Iconic books are texts revered as objects of power rather than just as words of instruction, information, or insight. In religious and secular rituals around the globe, people carry, show, wave, touch and kiss books and other texts, as well as read them. This blog chronicles such events and activities. (For more about iconic books, see the links to the Iconic Books Project at left.)

Monday, November 3, 2008

Betting on the Future of the Book

The folks at if:book have issued an invitation to participate in an NEH-funded effort to create "two ambitious digital publishing projects." Their goal is to merge rich multimedia, which so-far largely exists on CDs and hard drives, with internet collaboration, which so far "generally occurs around predominantly textual media."

I find it fascinating that their goal is explicitly to emulate a book:

The printed book is still the gold standard of the academy. The goal of these projects is to produce born-digital works that are as elegant as printed books and also draw on the power of audio and video illustrations and new models of community-based inquiry — and do all of these so well that they inspire a generation of young scholars with the promise of digital scholarship.

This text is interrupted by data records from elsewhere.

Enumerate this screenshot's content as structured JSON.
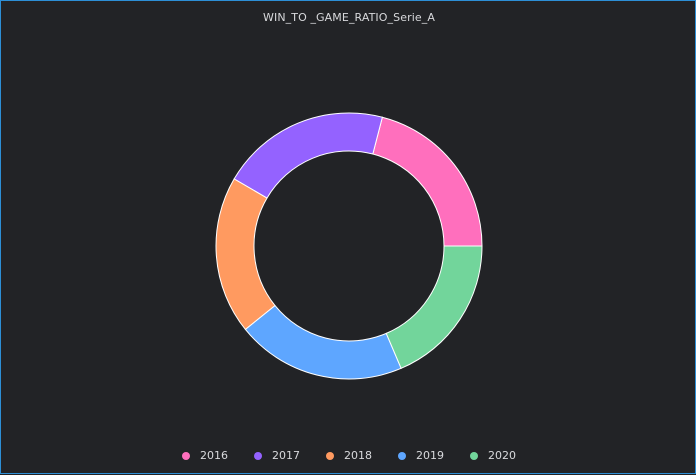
{
  "chart_data": {
    "type": "pie",
    "title": "WIN_TO _GAME_RATIO_Serie_A",
    "variant": "donut",
    "categories": [
      "2016",
      "2017",
      "2018",
      "2019",
      "2020"
    ],
    "values": [
      0.608,
      0.598,
      0.557,
      0.598,
      0.539
    ],
    "colors": [
      "#ff6fbd",
      "#9462ff",
      "#ff9a60",
      "#5ea6ff",
      "#72d59b"
    ],
    "legend_position": "bottom"
  }
}
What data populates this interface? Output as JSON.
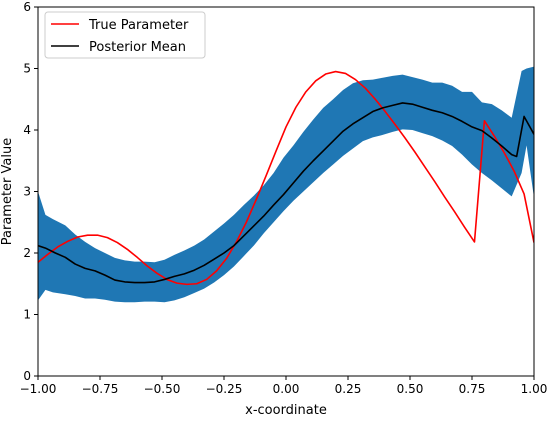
{
  "chart_data": {
    "type": "line",
    "title": "",
    "xlabel": "x-coordinate",
    "ylabel": "Parameter Value",
    "xlim": [
      -1.0,
      1.0
    ],
    "ylim": [
      0,
      6
    ],
    "grid": false,
    "legend_position": "top-left",
    "x_ticks": [
      -1.0,
      -0.75,
      -0.5,
      -0.25,
      0.0,
      0.25,
      0.5,
      0.75,
      1.0
    ],
    "x_tick_labels": [
      "−1.00",
      "−0.75",
      "−0.50",
      "−0.25",
      "0.00",
      "0.25",
      "0.50",
      "0.75",
      "1.00"
    ],
    "y_ticks": [
      0,
      1,
      2,
      3,
      4,
      5,
      6
    ],
    "y_tick_labels": [
      "0",
      "1",
      "2",
      "3",
      "4",
      "5",
      "6"
    ],
    "legend": [
      {
        "label": "True Parameter",
        "color": "#ff0000"
      },
      {
        "label": "Posterior Mean",
        "color": "#000000"
      }
    ],
    "band": {
      "color": "#1f77b4",
      "x": [
        -1.0,
        -0.97,
        -0.94,
        -0.89,
        -0.85,
        -0.81,
        -0.77,
        -0.73,
        -0.69,
        -0.65,
        -0.61,
        -0.57,
        -0.53,
        -0.49,
        -0.45,
        -0.41,
        -0.37,
        -0.33,
        -0.29,
        -0.25,
        -0.21,
        -0.17,
        -0.13,
        -0.09,
        -0.05,
        -0.01,
        0.03,
        0.07,
        0.11,
        0.15,
        0.19,
        0.23,
        0.27,
        0.31,
        0.35,
        0.39,
        0.43,
        0.47,
        0.51,
        0.55,
        0.59,
        0.63,
        0.67,
        0.71,
        0.75,
        0.79,
        0.83,
        0.87,
        0.91,
        0.95,
        0.97,
        1.0
      ],
      "upper": [
        3.0,
        2.62,
        2.55,
        2.45,
        2.3,
        2.18,
        2.08,
        2.0,
        1.92,
        1.88,
        1.86,
        1.86,
        1.85,
        1.89,
        1.97,
        2.04,
        2.12,
        2.22,
        2.35,
        2.48,
        2.62,
        2.78,
        2.93,
        3.1,
        3.3,
        3.55,
        3.75,
        3.97,
        4.17,
        4.36,
        4.5,
        4.65,
        4.76,
        4.81,
        4.82,
        4.85,
        4.88,
        4.9,
        4.86,
        4.82,
        4.77,
        4.77,
        4.72,
        4.62,
        4.62,
        4.45,
        4.42,
        4.32,
        4.2,
        4.96,
        5.0,
        5.03
      ],
      "lower": [
        1.23,
        1.4,
        1.36,
        1.33,
        1.3,
        1.26,
        1.26,
        1.24,
        1.21,
        1.2,
        1.2,
        1.21,
        1.21,
        1.2,
        1.23,
        1.28,
        1.35,
        1.42,
        1.52,
        1.64,
        1.78,
        1.95,
        2.12,
        2.32,
        2.5,
        2.68,
        2.85,
        3.0,
        3.15,
        3.3,
        3.44,
        3.58,
        3.7,
        3.82,
        3.88,
        3.92,
        3.97,
        4.01,
        4.0,
        3.95,
        3.9,
        3.83,
        3.74,
        3.6,
        3.44,
        3.3,
        3.18,
        3.05,
        2.92,
        3.3,
        3.75,
        2.9
      ]
    },
    "series": [
      {
        "name": "True Parameter",
        "color": "#ff0000",
        "x": [
          -1.0,
          -0.96,
          -0.92,
          -0.88,
          -0.84,
          -0.8,
          -0.76,
          -0.72,
          -0.68,
          -0.64,
          -0.6,
          -0.56,
          -0.52,
          -0.48,
          -0.44,
          -0.4,
          -0.36,
          -0.32,
          -0.28,
          -0.24,
          -0.2,
          -0.16,
          -0.12,
          -0.08,
          -0.04,
          0.0,
          0.04,
          0.08,
          0.12,
          0.16,
          0.2,
          0.24,
          0.28,
          0.32,
          0.36,
          0.4,
          0.44,
          0.48,
          0.52,
          0.56,
          0.6,
          0.64,
          0.68,
          0.72,
          0.76,
          0.8,
          0.84,
          0.88,
          0.92,
          0.96,
          1.0
        ],
        "values": [
          1.85,
          1.98,
          2.1,
          2.19,
          2.26,
          2.29,
          2.29,
          2.25,
          2.17,
          2.06,
          1.93,
          1.79,
          1.67,
          1.57,
          1.51,
          1.49,
          1.5,
          1.57,
          1.71,
          1.91,
          2.18,
          2.5,
          2.87,
          3.26,
          3.66,
          4.05,
          4.37,
          4.62,
          4.8,
          4.91,
          4.95,
          4.92,
          4.82,
          4.68,
          4.5,
          4.3,
          4.09,
          3.87,
          3.64,
          3.4,
          3.16,
          2.91,
          2.67,
          2.42,
          2.18,
          4.15,
          3.9,
          3.63,
          3.33,
          2.96,
          2.17
        ]
      },
      {
        "name": "Posterior Mean",
        "color": "#000000",
        "x": [
          -1.0,
          -0.97,
          -0.93,
          -0.89,
          -0.85,
          -0.81,
          -0.77,
          -0.73,
          -0.69,
          -0.65,
          -0.61,
          -0.57,
          -0.53,
          -0.49,
          -0.45,
          -0.41,
          -0.37,
          -0.33,
          -0.29,
          -0.25,
          -0.21,
          -0.17,
          -0.13,
          -0.09,
          -0.05,
          -0.01,
          0.03,
          0.07,
          0.11,
          0.15,
          0.19,
          0.23,
          0.27,
          0.31,
          0.35,
          0.39,
          0.43,
          0.47,
          0.51,
          0.55,
          0.59,
          0.63,
          0.67,
          0.71,
          0.75,
          0.79,
          0.83,
          0.87,
          0.91,
          0.93,
          0.96,
          1.0
        ],
        "values": [
          2.12,
          2.08,
          2.0,
          1.93,
          1.82,
          1.75,
          1.71,
          1.64,
          1.56,
          1.53,
          1.52,
          1.52,
          1.53,
          1.57,
          1.62,
          1.66,
          1.72,
          1.8,
          1.9,
          2.0,
          2.12,
          2.28,
          2.44,
          2.6,
          2.78,
          2.95,
          3.14,
          3.33,
          3.5,
          3.66,
          3.82,
          3.98,
          4.1,
          4.2,
          4.3,
          4.36,
          4.4,
          4.44,
          4.42,
          4.37,
          4.32,
          4.28,
          4.22,
          4.14,
          4.05,
          3.99,
          3.87,
          3.74,
          3.6,
          3.57,
          4.22,
          3.93
        ]
      }
    ]
  }
}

It seems like the logical end-point of this line of development would likely look very much like the books on my shelf, or maybe even Dori's beautiful artbook pictured at the left top of this blog, except that the pages inside would contain electronic media. But if that is the end produce, in what sense would that be anything but ... a book?

Meanwhile, the folks at the Long Now Foundation who spend time worrying about a "digital dark age" in our future, are placing their bets on laser-etched titanium for preserving the world knowledge, or at least its languages. They've announced that their Rosetta Disk Project is now complete. You, too, can help preserve this knowledge by taking home one of the last two first-edition disks--for $25,000, or so.